Customer Loyalty Index shows brands struggling
BrandWeek has published an excerpt of the Brand Keys Customer Loyalty Index for 2006. The excerpt is a pdf with summary charts, and is well worth reading.
Based on the Brand Keys survey, brands are struggling to meet customer expectations. In fact, many brands are falling behind, creating a “loyalty gap.”
The average level of consumer expectation across 35 major brand categories rose by 4.5% from last year. Over the same period, the survey shows, the average ability of brands to keep up with those hopes decreased 9.2%. Put another way, while brands certainly try to meet the expectations of their loyal customers, those expectations are nonetheless growing two times faster than the brands’ ability to keep up with them.
What do these results mean?
Various experts cited in the BrandWeek article offer up a “usual suspects” range of explanations and remedies:
- Brands have to do a better job of managing customer expectations.
- There’s too much hype in ads. People believe it, and brands get caught trying to deliver on vapor.
- Better brand strategies are needed. Don’t over-promise (and under-deliver).
- Customers themselves are to blame. They demand too much. They’re unrealistic.
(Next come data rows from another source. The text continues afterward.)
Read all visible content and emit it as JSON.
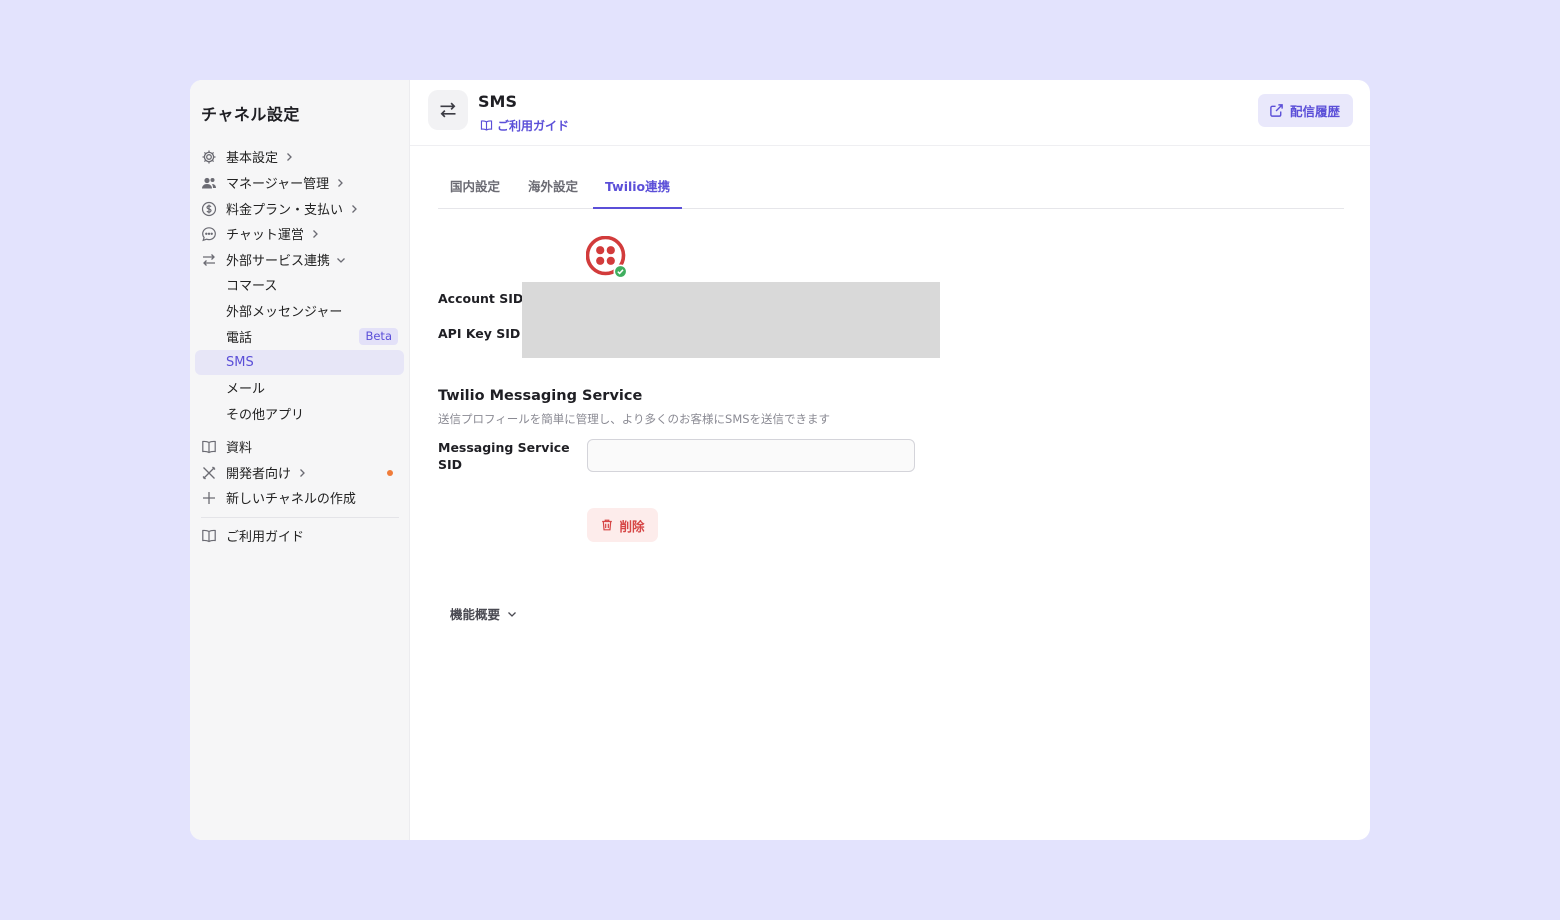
{
  "sidebar": {
    "title": "チャネル設定",
    "items": [
      {
        "label": "基本設定",
        "icon": "gear-icon"
      },
      {
        "label": "マネージャー管理",
        "icon": "users-icon"
      },
      {
        "label": "料金プラン・支払い",
        "icon": "dollar-icon"
      },
      {
        "label": "チャット運営",
        "icon": "chat-icon"
      },
      {
        "label": "外部サービス連携",
        "icon": "transfer-icon"
      },
      {
        "label": "コマース"
      },
      {
        "label": "外部メッセンジャー"
      },
      {
        "label": "電話",
        "badge": "Beta"
      },
      {
        "label": "SMS",
        "active": true
      },
      {
        "label": "メール"
      },
      {
        "label": "その他アプリ"
      },
      {
        "label": "資料",
        "icon": "book-icon"
      },
      {
        "label": "開発者向け",
        "icon": "tools-icon",
        "notification_dot": true
      },
      {
        "label": "新しいチャネルの作成",
        "icon": "plus-icon"
      },
      {
        "label": "ご利用ガイド",
        "icon": "book-icon"
      }
    ]
  },
  "header": {
    "title": "SMS",
    "guide_label": "ご利用ガイド",
    "history_label": "配信履歴"
  },
  "tabs": [
    {
      "label": "国内設定"
    },
    {
      "label": "海外設定"
    },
    {
      "label": "Twilio連携",
      "active": true
    }
  ],
  "credentials": {
    "account_sid_label": "Account SID",
    "api_key_sid_label": "API Key SID"
  },
  "messaging_service": {
    "title": "Twilio Messaging Service",
    "description": "送信プロフィールを簡単に管理し、より多くのお客様にSMSを送信できます",
    "sid_label_line1": "Messaging Service",
    "sid_label_line2": "SID",
    "sid_value": "",
    "delete_label": "削除"
  },
  "feature_overview_label": "機能概要",
  "colors": {
    "accent": "#5b4fd8",
    "background": "#e3e3fd",
    "twilio_red": "#d23b3b",
    "connected_green": "#3fae5e",
    "danger": "#d64545"
  }
}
Brands are caught in the middle.
- Lower the bar for brands. That way, whatever you do will be appreciated.
- Just sell commodities. That way all brand problems disappear. (Oops—my joke.)
My take
In general, I’d say these results (the survey calls them a trend) indicate a systemic breakdown weakness in traditional brand
practice. Attempts to “differentiate the brand” by “changing customer perceptions” invariably lead to campaign-driven brands, instead of customer-driven brands. The usual result is huge discontinuities between brand perception and reality. Customers and brands become “out of sync.”
The problem starts with top-down brands
The traditional top-down approach to brands is a main cause of the “loyalty gap.” That approach typically aims to create an unrealistic mind-meld of iconic brand worship, or, failing that, simply bribes customers with rewards and perks. The first sets customers up for a clash with reality; the second merely conditions customers to ask for “more.”
Top-down brands create low-performance customers. Customers conditioned by top-down brands are shocked (shocked!) when the brand veil is pulled from their eyes, or when they feel the least bit jilted in rewards. Typically, top-down brands are not designed to deliver value, and they’re not developed to create customers. That’s a big part of the problem.
Collaboration is key
If you use your brand to collaborate with customers, engaging them on mutual terms, you can create a platform of understanding and trust that avoids problems like the top-down “loyalty gap.” For instance, Southwest does not need to “lower expectations” to be a successful brand. It forges an agreement with customers on travel value: lots of reliable, cheap flights to key cities at attractive travel times. Their (high-performance) customers willingly pitch in to keep this brand proposition viable. Customers want to collaborate.
Needed: a new concept of “brand loyalty”
One problem with the “loyalty gap” meme is that it’s predicated on the traditional “loyalty to the brand” approach, and that approach itself is off base. In fact, trying to make customers “loyal to the brand” only makes matters worse.
As we note in our new definition of “brand loyalty,” brand loyalty is:
The loyalty of the brand to what it stands for. In practice, brand loyalty is a mutual loyalty of company and customer to a common cause. The customer is loyal through the brand, not to the brand.
There is no “loyalty gap” when you and your customers are on the same side.